AKZ I really love that. I had a professor in college who said when you're doing the things that hold the DNA of what you enjoyed doing at five years old, you know you're on the right path. 

SH And it’s more fun that way. I've been using the leftover oil paint at the bottom of the cup which becomes like mud.

I leave it for days and days and days. And there's different colors now. I literally call it mud and I use it as a base or as color. I still use paint to get specific colors, but I like when it starts to look muddier.

AKZ Can you share a bit about the motifs in your work?

SH I don't really do specific shapes. The closest thing that I'll do is the shape is a flower or heart. I do hearts a lot just because they didn't really start out as hearts, but I really liked the shape. It actually came from all my walks Brooklyn, and observing the hearts on the fences.

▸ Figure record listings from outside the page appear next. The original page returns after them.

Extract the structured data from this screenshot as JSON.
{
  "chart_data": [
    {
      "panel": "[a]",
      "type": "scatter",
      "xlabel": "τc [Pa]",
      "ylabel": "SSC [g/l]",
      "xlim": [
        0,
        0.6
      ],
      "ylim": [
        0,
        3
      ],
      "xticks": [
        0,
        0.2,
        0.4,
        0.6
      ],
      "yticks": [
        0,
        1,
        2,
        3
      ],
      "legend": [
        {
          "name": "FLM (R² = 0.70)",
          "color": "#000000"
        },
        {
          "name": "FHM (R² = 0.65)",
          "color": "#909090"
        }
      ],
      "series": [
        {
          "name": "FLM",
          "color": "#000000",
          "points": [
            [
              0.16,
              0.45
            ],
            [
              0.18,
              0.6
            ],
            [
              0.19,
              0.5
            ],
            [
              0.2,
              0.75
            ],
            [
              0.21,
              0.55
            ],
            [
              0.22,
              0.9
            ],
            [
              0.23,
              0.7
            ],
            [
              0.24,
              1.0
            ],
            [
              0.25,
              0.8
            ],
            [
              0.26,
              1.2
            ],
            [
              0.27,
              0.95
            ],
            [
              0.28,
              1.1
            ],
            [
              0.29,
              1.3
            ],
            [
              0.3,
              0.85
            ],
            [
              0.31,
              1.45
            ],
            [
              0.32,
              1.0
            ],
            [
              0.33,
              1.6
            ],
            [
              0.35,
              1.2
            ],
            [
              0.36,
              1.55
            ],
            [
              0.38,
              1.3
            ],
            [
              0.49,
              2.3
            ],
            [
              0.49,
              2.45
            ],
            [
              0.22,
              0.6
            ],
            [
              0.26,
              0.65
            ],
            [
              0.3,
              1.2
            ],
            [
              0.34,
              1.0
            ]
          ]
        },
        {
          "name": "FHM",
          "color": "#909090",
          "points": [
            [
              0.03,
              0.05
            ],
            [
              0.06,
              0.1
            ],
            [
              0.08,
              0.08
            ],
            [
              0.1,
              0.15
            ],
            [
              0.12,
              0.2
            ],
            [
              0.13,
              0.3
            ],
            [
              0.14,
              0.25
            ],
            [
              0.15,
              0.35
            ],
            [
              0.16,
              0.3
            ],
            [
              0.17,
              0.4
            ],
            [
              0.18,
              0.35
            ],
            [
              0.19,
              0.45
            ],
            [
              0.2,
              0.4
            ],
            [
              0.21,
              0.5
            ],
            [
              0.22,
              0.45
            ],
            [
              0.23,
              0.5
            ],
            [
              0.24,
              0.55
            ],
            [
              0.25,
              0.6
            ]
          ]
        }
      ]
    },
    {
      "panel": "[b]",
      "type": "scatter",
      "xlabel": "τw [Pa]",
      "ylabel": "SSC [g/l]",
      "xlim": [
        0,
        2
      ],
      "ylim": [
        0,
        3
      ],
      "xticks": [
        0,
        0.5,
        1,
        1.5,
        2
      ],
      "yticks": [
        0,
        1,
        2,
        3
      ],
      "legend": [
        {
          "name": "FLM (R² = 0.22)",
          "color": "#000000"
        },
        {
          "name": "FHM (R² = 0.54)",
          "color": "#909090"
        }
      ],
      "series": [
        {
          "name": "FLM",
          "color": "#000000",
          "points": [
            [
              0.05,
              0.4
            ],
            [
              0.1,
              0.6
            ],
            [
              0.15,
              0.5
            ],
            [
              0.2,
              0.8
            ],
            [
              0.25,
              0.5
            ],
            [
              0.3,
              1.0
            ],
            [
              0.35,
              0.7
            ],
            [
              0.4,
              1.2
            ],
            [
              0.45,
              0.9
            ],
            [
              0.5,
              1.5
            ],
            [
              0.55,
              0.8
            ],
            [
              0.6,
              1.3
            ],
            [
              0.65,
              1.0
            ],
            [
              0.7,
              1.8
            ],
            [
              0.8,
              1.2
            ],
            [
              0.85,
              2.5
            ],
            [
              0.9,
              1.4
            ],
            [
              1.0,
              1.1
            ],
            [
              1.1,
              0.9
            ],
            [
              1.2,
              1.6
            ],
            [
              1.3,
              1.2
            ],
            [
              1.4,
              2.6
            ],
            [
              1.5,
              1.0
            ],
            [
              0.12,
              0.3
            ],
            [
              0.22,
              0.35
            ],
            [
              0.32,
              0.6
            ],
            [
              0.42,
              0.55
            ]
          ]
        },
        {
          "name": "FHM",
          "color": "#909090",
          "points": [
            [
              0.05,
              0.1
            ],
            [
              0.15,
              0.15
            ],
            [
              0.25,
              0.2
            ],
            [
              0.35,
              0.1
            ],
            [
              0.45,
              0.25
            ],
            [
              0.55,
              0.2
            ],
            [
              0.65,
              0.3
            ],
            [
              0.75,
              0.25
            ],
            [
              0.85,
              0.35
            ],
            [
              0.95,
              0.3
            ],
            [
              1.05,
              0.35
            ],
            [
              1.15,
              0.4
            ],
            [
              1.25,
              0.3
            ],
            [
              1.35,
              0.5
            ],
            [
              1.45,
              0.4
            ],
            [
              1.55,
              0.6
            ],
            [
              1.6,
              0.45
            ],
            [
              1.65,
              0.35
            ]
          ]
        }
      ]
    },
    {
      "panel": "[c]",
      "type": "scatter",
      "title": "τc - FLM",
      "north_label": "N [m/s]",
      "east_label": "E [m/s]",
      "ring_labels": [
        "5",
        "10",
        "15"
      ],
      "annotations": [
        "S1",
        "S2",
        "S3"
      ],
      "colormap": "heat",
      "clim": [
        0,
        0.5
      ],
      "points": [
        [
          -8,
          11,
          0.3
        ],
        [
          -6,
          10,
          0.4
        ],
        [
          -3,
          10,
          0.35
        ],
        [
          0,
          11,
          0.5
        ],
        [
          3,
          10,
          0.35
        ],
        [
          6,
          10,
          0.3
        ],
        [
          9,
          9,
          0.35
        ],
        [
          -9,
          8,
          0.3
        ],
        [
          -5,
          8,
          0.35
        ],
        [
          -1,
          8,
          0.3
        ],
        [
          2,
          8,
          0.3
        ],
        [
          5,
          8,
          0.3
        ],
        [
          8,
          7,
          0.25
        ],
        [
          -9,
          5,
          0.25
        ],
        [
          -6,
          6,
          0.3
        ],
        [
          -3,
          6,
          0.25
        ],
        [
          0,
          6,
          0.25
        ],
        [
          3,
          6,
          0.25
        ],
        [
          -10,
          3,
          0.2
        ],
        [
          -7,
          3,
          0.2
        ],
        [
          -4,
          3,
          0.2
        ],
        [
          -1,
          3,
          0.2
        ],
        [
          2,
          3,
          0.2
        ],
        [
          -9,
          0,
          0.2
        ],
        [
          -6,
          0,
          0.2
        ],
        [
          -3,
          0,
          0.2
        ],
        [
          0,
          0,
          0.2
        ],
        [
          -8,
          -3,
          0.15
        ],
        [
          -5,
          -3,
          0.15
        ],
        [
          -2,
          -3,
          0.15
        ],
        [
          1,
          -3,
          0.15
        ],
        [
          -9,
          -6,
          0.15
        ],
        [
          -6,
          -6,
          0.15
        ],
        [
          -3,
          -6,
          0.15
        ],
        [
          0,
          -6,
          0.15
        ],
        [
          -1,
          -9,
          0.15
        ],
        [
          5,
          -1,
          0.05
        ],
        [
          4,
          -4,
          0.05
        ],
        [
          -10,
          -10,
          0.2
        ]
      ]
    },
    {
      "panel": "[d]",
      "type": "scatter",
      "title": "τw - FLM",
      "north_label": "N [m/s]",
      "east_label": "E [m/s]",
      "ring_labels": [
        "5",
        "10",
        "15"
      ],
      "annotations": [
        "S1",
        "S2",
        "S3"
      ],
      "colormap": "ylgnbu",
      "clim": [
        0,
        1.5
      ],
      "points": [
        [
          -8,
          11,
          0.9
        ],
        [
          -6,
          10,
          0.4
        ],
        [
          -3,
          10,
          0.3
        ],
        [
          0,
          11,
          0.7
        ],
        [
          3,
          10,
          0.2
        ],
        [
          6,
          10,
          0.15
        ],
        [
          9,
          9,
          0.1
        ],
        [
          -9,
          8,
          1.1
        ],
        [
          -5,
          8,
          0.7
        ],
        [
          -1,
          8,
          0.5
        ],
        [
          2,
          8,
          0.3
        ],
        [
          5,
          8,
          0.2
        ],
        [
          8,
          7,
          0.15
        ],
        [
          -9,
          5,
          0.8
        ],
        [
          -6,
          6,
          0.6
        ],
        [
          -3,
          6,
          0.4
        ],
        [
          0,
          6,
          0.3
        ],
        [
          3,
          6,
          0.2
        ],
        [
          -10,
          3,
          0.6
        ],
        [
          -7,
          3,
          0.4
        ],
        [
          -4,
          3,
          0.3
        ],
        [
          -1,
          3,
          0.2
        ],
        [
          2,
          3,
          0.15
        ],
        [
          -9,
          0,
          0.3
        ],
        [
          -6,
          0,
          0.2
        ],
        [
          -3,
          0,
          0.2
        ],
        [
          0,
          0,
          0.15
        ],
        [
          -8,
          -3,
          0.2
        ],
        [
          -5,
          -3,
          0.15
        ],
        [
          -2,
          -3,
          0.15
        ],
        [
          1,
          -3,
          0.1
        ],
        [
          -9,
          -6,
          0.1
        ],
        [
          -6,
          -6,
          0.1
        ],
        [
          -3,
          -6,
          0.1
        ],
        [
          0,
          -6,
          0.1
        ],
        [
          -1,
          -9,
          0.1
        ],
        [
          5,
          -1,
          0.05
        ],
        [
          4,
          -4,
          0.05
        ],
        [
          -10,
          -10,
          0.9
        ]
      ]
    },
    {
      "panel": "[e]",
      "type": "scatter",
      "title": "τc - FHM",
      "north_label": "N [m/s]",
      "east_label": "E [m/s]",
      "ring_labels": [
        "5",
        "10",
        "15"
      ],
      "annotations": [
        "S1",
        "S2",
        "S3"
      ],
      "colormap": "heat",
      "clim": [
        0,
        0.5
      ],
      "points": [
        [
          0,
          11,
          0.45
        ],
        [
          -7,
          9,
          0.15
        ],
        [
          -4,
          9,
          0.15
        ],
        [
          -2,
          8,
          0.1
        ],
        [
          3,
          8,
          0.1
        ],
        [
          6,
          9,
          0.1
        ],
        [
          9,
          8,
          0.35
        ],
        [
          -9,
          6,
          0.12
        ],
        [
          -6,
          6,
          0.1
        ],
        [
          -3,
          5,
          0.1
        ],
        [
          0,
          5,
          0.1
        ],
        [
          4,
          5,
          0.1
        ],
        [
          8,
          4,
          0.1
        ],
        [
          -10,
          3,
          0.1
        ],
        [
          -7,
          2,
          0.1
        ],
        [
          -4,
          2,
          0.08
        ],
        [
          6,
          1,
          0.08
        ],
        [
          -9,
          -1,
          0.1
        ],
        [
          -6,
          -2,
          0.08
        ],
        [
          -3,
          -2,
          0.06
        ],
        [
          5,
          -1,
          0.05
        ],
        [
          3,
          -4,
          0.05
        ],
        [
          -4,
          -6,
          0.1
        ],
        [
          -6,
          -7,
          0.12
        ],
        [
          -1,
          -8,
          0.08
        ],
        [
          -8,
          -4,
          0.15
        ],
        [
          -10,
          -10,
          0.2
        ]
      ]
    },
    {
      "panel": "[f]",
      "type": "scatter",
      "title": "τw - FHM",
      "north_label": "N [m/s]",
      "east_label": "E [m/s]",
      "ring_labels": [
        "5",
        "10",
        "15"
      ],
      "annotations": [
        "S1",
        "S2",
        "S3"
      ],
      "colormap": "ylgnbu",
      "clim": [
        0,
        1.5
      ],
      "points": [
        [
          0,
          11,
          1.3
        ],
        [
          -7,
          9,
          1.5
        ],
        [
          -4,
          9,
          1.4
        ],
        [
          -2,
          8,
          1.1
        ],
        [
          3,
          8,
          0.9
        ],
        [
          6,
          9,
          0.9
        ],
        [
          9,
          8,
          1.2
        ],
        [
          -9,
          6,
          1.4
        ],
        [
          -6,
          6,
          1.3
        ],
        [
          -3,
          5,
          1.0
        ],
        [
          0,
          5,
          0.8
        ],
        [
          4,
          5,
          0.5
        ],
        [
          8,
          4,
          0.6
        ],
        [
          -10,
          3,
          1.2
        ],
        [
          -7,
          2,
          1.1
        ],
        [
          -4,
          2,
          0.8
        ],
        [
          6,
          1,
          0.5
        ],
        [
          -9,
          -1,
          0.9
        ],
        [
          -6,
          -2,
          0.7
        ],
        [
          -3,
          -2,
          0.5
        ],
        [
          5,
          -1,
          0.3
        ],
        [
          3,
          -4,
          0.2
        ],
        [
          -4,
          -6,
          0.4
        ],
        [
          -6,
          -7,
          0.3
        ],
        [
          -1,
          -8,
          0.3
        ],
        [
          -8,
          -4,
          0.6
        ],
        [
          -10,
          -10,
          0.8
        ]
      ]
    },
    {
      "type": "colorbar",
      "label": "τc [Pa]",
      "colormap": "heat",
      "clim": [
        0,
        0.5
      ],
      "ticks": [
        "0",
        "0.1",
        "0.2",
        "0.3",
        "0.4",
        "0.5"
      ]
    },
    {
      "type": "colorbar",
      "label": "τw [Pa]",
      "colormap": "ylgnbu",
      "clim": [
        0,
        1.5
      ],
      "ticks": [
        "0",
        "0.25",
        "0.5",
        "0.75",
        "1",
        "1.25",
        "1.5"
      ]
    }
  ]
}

AKZ When do you feel most inspired? 

SH I don't know that I know yet. There are days that I'm good and there are days where it sucks, but mostly I do well. There are definitely days that I get nothing done and it's fine, you know? Or there are days where it sucks all day and then at the very end, something happens and then you're like, okay, why did that happen until the very end? 

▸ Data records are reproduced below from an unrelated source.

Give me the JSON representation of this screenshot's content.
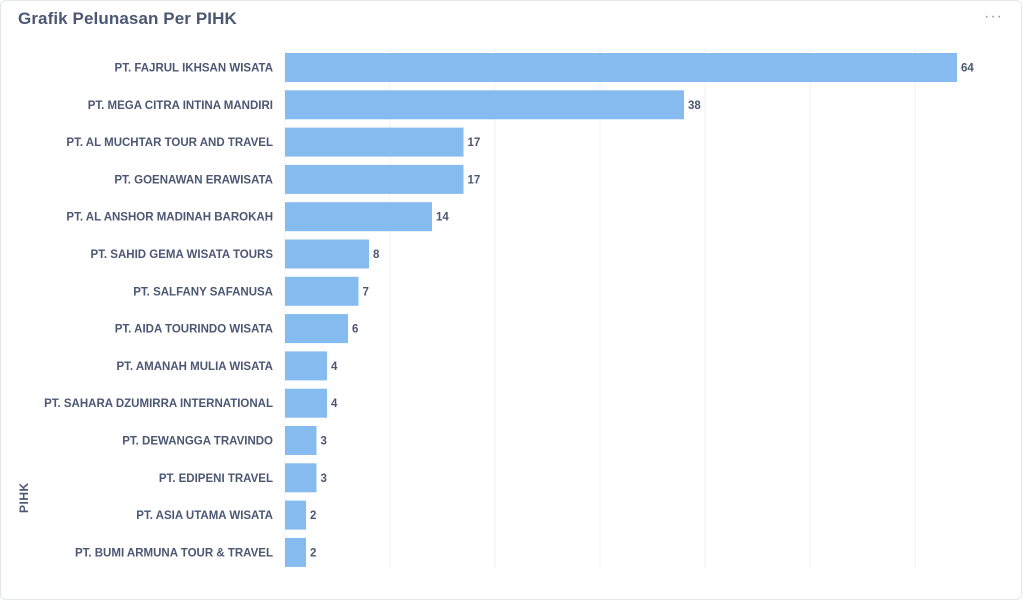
{
  "card": {
    "title": "Grafik Pelunasan Per PIHK",
    "more_icon_glyph": "···",
    "more_icon_name": "more-horizontal-icon"
  },
  "colors": {
    "bar": "#85bbee",
    "grid": "#eef0f3",
    "text": "#4c5773"
  },
  "chart_data": {
    "type": "bar",
    "orientation": "horizontal",
    "title": "Grafik Pelunasan Per PIHK",
    "ylabel": "PIHK",
    "xlabel": "",
    "xlim": [
      0,
      66
    ],
    "grid": true,
    "categories": [
      "PT. FAJRUL IKHSAN WISATA",
      "PT. MEGA CITRA INTINA MANDIRI",
      "PT. AL MUCHTAR TOUR AND TRAVEL",
      "PT. GOENAWAN ERAWISATA",
      "PT. AL ANSHOR MADINAH BAROKAH",
      "PT. SAHID GEMA WISATA TOURS",
      "PT. SALFANY SAFANUSA",
      "PT. AIDA TOURINDO WISATA",
      "PT. AMANAH MULIA WISATA",
      "PT. SAHARA DZUMIRRA INTERNATIONAL",
      "PT. DEWANGGA TRAVINDO",
      "PT. EDIPENI TRAVEL",
      "PT. ASIA UTAMA WISATA",
      "PT. BUMI ARMUNA TOUR & TRAVEL"
    ],
    "values": [
      64,
      38,
      17,
      17,
      14,
      8,
      7,
      6,
      4,
      4,
      3,
      3,
      2,
      2
    ]
  }
}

AKZ Can you tell me a bit about those objects? [on the shelf]

SH Yeah. I love antiques and old things.

So I just collect stuff and I bring it to my studio, and sometimes I look at it to use as a reference for a shape or colors. 

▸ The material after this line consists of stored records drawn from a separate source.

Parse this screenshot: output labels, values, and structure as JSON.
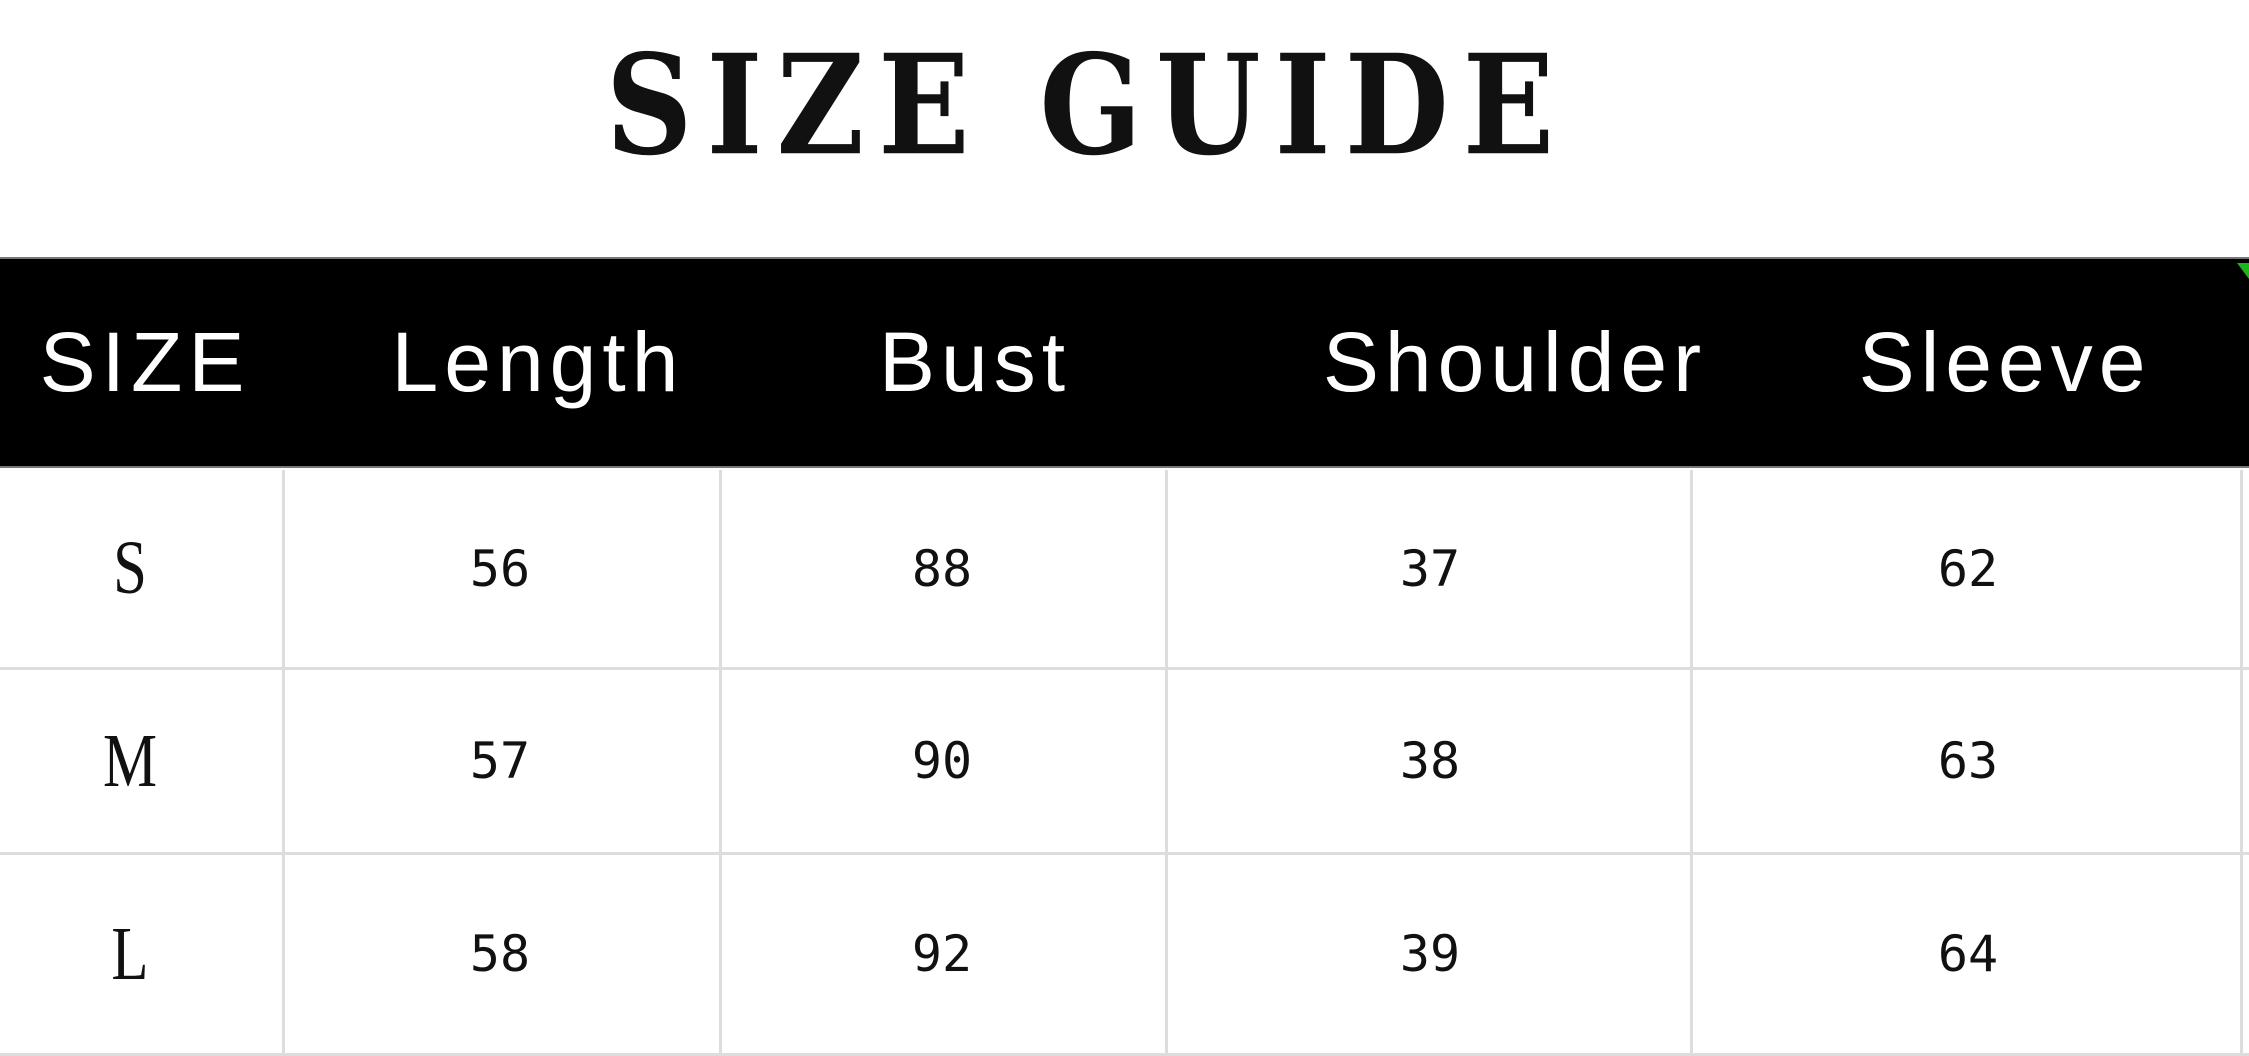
{
  "title": "SIZE GUIDE",
  "table": {
    "headers": [
      "SIZE",
      "Length",
      "Bust",
      "Shoulder",
      "Sleeve"
    ],
    "rows": [
      {
        "size": "S",
        "values": [
          "56",
          "88",
          "37",
          "62"
        ]
      },
      {
        "size": "M",
        "values": [
          "57",
          "90",
          "38",
          "63"
        ]
      },
      {
        "size": "L",
        "values": [
          "58",
          "92",
          "39",
          "64"
        ]
      }
    ]
  },
  "colors": {
    "header_bg": "#000000",
    "header_text": "#ffffff",
    "grid": "#dddddd",
    "corner_mark": "#1db41d"
  }
}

And I guess the color palette is important to my work. A lot of my colors are reminiscent of the desert.

AKZ Do you ever go back to desert landscapes? 

SH I mean, I traveled through the desert my whole life, so it’s just a constant memory– traveling in the car, seeing big rocks, a lot of browns and blacks and grays and reds, oranges, and then some greens. Someone just asked me to make a blue painting for them and I was like, I don't want to, I don’t really know how. And it’s interesting because I also did grow up by the ocean, but I just feel way more connected to the desert. 

AKZ That feels really nostalgic as well.

SH Yes definitely. I always try to connect everything back to home because I miss it. I'm such a nostalgic person, everything I like is old. I wear old things; everything is just about nostalgia. 

AKZ What do you hope people take away from your work?

SH I want people to feel like they're in nature somehow, or like they're playing in the mud, which is what I’m ultimately doing. I don't know if they're taking that away or if it's a feeling they're getting, but maybe they're just getting lost in feeling a little bit messy.

AKZ I love that. Thank you so much !

Abstract painting with warm tones on a white background
Artistic workspace with drawings on a table and an easel.

Sarah Honold is a Mexican American multi-disciplinary artist based in Brooklyn, NY.
Originally from San Diego, California, her work is a representation of the stories of her and her family growing up on the border and spending summers in Sonora, Mexico. She juxtaposes these familial narratives with themes of desert terrain and wildlife in order to convey her nostalgia and connection to the land and the nature.